Tillie Clo Cunningham Edwards

Date of Birth: August 15, 1925
Date of Death: January 23, 1998

From “Family Ties and Memories” 1977.  Contributed by Tillie Edwards and Billy Cunningham.

Billy and Tillie were born into the Cunningham Clan on August 15, 1925, when the family was living in the Old Joe Stevens House in the Hamilton Community.  Tillie arrived about fifteen minutes earlier than Billy.  According to Billy, he was given the title Billy Joe to rhyme with his older sister, Tillie Clo.  Tillie, on the other hand, claims that she was given her name to rhyme with that of her twin brother.  Although the twins names were similar, their dispositions were not.  Tillie was active and mischievous, while Billy was calm and good-natured.

Billy says that things went very smoothly for him until about the age of 2 1/2 when a baby brother was born and the family tried to move him out of his position as the baby of the family.  He says that he soon became “reconciled to sleeping with Frances” and things were soon back to normal.

Tillie’s memories of her childhood include following her big brother James around, climbing up the ladder into the barn loft, dressing stick people with scraps of cloth to play with in make-believe houses, James making a “great” wagon from wood wheels cut from a tree, Uncle Kelly giving her the first stick of gum she remembers and that it was Dentyne gum.  Tillie also recalls that when the family lived at the house by the railroad there was some tall Johnson grass growing on the opposite side of the tracks.  There the children played church and the older boys would “baptize” the younger ones in the tall grass.  Tillie says that the children put on a play about Adam and Eve in which they made costumes out of some big leaves, held together with thorns from a tree.

One of Tillie’s most delightful memories centers around the time she and Pop went on a wagon loaded with cotton seed to sell in Aberdeen.  She remembers feeling very “big” because she had 15 cents to spend.

Billy says that being a twin did have its’ drawbacks.  He relates that at the age of seven the two of them were considered as an adult when it came to hoeing or picking cotton or other chores around the farm.  They also had to share school books.  When the twins started to school there were two other pairs of twins in the same class.  This resulted in considerable recognition.  Whenever people came to the school or new kids started, all three sets (according to Tillie) would have to line up.  By the way, Tillie still tells Billy to come stand beside her so she can show people her twin.

Billy says that school was a “snap” for him, and with very little effort he received high grades.
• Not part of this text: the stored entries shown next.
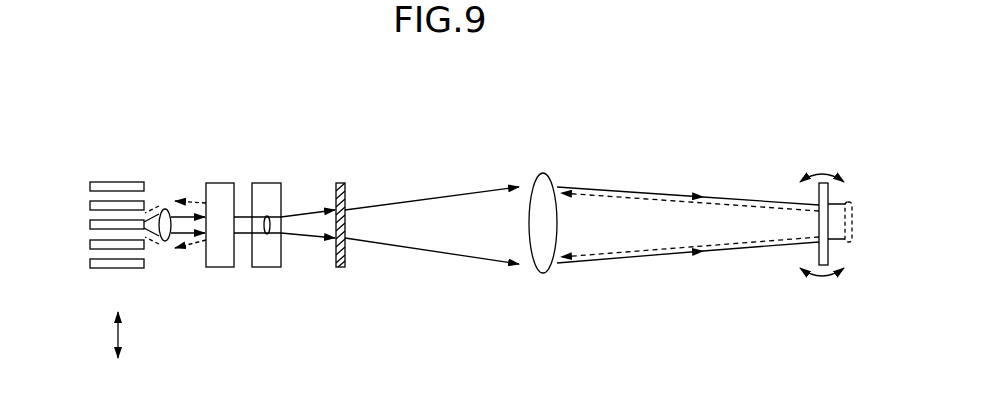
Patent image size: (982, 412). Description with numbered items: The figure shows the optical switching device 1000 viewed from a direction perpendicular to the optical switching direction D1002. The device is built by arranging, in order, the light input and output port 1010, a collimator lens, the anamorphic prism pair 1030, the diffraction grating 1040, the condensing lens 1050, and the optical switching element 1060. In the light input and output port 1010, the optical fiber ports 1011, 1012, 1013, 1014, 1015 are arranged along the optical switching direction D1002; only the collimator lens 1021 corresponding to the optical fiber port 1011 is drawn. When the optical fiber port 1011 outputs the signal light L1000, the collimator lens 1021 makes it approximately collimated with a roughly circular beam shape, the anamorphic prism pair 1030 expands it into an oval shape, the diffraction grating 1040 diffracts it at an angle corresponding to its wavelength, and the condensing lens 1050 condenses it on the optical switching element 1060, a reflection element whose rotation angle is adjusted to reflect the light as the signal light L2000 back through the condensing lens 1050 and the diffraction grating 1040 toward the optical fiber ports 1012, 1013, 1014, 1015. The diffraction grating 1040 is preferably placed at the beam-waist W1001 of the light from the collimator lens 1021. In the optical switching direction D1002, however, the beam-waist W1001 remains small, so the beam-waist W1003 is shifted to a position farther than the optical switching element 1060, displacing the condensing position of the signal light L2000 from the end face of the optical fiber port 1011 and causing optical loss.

The optical switching device 1000 is at (767, 143).
The light input and output port 1010 is at (85, 201).
The optical fiber port 1011 is at (89, 224).
The optical fiber port 1012 is at (89, 184).
The optical fiber port 1013 is at (89, 204).
The optical fiber port 1014 is at (89, 246).
The optical fiber port 1015 is at (89, 265).
The collimator lens 1021 is at (164, 208).
The anamorphic prism pair 1030 is at (249, 160).
The beam-waist W1001 is at (268, 236).
The diffraction grating 1040 is at (341, 183).
The condensing lens 1050 is at (581, 175).
The optical switching element 1060 is at (829, 196).
The signal light L1000 is at (678, 198).
The signal light L2000 is at (193, 250).
The beam-waist W1003 is at (852, 246).
The optical switching direction D1002 is at (119, 336).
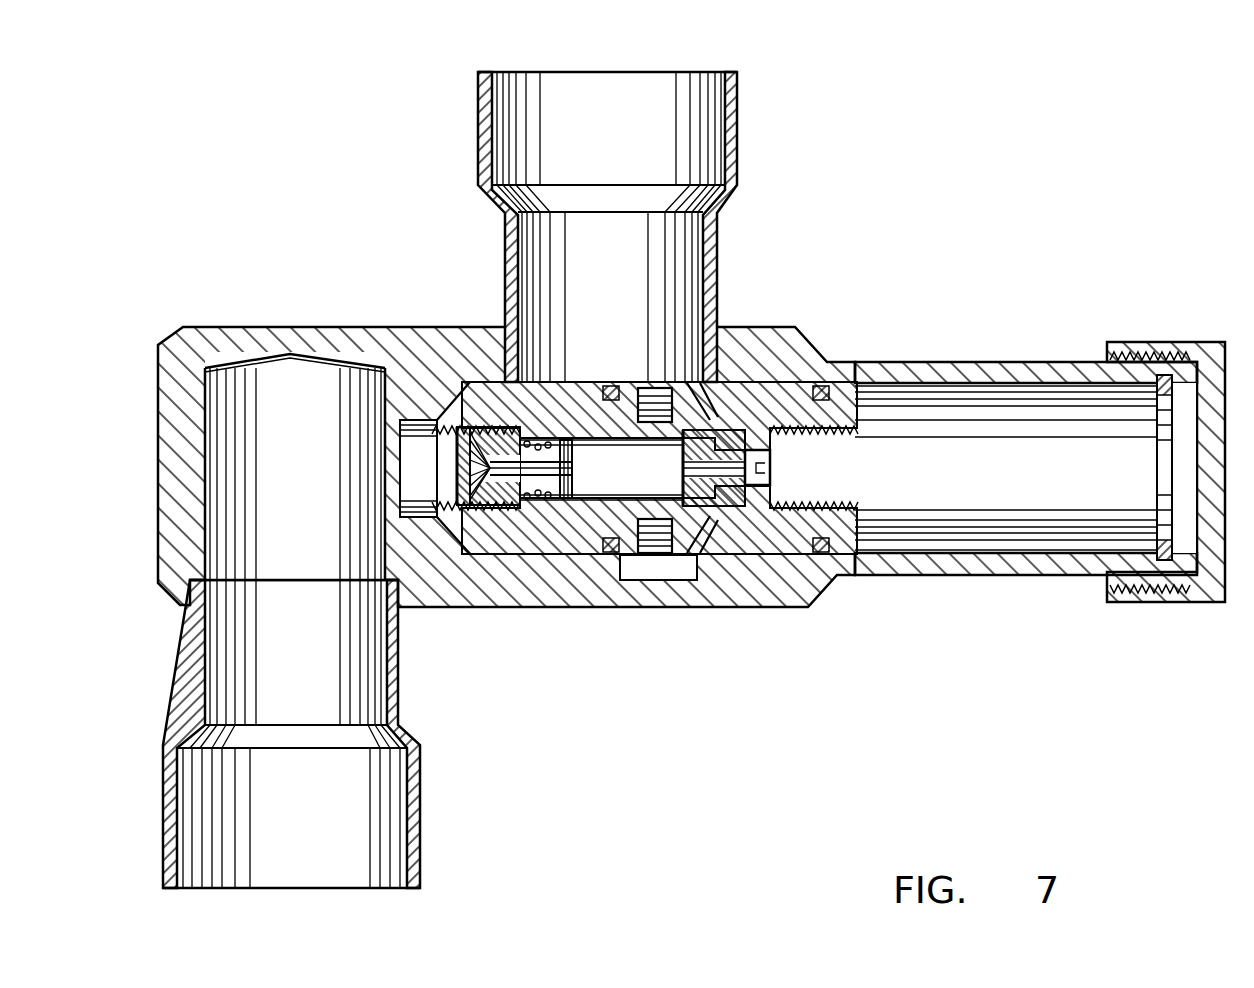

Tillie tells that her greatest academic accomplishment took place when she was in the 11th or 12th grade.  The class members had to write a four line poem.  Having forgotten to prepare ahead of time, rather than take a zero for the day, she quickly composed the following verse.  “My name is Tillie.  I sure am silly.  I sure am dumb.  All I do is suck my thumb.”  Not only did Tillie get an “A”, but also her poem was posted on the auditorium bulletin board.

Tillie graduated as class historian in 1944, but without her twin.  Billy’s diploma was granted in absentia as he had received a letter of greetings from Uncle Sam in December of their senior year and had already started his military training in the Navy.    

After graduation from high school, Tillie left home saying that she would probably only stay two weeks.  She went to Columbus, Ohio, where she has remained since that time.  Three years after leaving home, Tillie married Thomas Edwards on February 18, 1947.  They had two children.